On Emergent Directions in Weakly Coupled, Large N$_c$ $\mathcal{N}=1$ SYM

TL;DR

This paper explores the large N limit of weakly coupled, compactified $ ext{SU}(N)$ $ ext{SYM}$, revealing an emergent spatial dimension in the effective theory and analyzing the phase transition driven by topological objects.

Contribution

It demonstrates that in the large N limit with one adjoint fermion, the long-range effective theory exhibits an emergent spatial dimension and analytically characterizes the phase transition.

Findings

Emergent spatial dimension in the effective theory.

Conformal flatness of the emergent space in the broken phase.

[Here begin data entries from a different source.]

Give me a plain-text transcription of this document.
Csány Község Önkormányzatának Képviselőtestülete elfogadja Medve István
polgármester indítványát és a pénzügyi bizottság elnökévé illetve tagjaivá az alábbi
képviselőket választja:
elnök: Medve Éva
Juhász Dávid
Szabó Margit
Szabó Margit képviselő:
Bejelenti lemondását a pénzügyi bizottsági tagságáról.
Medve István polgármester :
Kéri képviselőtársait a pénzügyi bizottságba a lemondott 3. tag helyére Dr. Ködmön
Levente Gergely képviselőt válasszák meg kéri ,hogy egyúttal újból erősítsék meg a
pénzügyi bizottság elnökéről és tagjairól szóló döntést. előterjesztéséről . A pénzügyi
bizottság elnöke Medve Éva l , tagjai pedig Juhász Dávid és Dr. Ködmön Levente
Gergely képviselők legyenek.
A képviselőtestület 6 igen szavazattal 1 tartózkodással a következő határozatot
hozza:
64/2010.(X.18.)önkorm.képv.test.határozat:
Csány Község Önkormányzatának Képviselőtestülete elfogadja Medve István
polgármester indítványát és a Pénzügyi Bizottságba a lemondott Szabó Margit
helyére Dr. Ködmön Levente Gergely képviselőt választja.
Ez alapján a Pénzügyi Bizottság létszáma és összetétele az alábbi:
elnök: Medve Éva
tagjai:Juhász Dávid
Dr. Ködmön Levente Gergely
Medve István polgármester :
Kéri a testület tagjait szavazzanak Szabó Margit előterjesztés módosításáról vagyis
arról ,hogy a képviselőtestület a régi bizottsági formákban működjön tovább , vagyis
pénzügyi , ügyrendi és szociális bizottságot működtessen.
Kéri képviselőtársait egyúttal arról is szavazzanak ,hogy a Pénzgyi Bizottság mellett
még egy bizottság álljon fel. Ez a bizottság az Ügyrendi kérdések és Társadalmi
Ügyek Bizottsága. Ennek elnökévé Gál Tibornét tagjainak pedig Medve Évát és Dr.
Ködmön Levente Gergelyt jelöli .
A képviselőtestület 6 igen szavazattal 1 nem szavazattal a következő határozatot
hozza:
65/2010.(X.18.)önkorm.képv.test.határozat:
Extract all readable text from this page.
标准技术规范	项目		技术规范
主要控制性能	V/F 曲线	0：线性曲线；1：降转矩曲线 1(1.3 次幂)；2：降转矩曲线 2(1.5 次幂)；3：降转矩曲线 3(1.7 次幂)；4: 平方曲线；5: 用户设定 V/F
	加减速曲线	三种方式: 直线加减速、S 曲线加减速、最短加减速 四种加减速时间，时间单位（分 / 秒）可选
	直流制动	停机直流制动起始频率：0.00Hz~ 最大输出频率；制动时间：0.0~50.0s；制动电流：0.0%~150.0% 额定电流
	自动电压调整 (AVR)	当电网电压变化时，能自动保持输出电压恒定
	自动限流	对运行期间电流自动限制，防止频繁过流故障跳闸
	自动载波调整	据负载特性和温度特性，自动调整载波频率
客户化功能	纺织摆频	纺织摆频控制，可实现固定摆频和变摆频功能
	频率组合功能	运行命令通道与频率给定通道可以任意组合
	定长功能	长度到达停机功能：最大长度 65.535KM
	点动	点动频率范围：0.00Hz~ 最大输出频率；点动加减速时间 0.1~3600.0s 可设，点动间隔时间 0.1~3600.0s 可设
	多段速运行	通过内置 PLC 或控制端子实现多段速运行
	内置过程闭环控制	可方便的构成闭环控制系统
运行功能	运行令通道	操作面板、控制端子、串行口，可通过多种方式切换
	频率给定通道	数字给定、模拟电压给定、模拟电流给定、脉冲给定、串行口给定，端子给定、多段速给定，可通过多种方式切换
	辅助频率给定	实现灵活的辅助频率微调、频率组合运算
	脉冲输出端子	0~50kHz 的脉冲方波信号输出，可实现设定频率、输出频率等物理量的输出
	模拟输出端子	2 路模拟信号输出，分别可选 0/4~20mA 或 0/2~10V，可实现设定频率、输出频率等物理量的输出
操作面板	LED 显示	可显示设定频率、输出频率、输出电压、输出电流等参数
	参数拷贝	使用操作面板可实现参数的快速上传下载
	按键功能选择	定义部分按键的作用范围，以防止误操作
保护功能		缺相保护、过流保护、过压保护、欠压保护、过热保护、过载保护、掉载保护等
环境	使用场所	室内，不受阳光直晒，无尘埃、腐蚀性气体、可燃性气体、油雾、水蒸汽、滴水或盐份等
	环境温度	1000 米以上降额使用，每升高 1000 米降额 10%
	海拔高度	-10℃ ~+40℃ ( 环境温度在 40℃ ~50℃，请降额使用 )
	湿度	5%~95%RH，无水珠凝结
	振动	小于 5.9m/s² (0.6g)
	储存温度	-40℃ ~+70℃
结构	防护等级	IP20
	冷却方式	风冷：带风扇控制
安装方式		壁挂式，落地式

Analytical expression for the critical fermion mass at the phase transition.

Abstract

The $SU(N)$ Yang-Mills theory compactified on $\mathbb{R}^3 \times S^1_L$ with small $L$ has many merits, for example the long range effective theory is weakly coupled and adopts rich topological structures, making it semi-classically solvable. Due to the $SU(N) \to U(1)^{N-1}$ symmetry breaking by gauge holonomy, the low-energy effective theory can be described in terms of unbroken $U(1)$ photons and gauge holonomy. With the addition of $N_f$ adjoint light fermions, the center symmetry breaking phase transition can be studied using the twisted partition function, i.e., fermions with periodic boundary conditions, which preserve the supersymmetry in the massless case. In this paper, we show that in the large-$N$ abelian limit with $N_f=1$ and an $N$-independent W-boson mass, the long-range $3$d effective theory can be regarded as a bosonic field theory in $4$d with an emergent spatial dimension. The emergent dimension is flat in the confining phase, but conformally flat in the center-symmetry broken phase with a $\mathbb{Z}_2$ reflection symmetry. The center symmetry breaking phase transition itself is due to the competition between instanton-monopoles, magnetic and neutral bions controlled by the fermion mass, whose critical value at the transition point is given analytically in the large $N$ limit.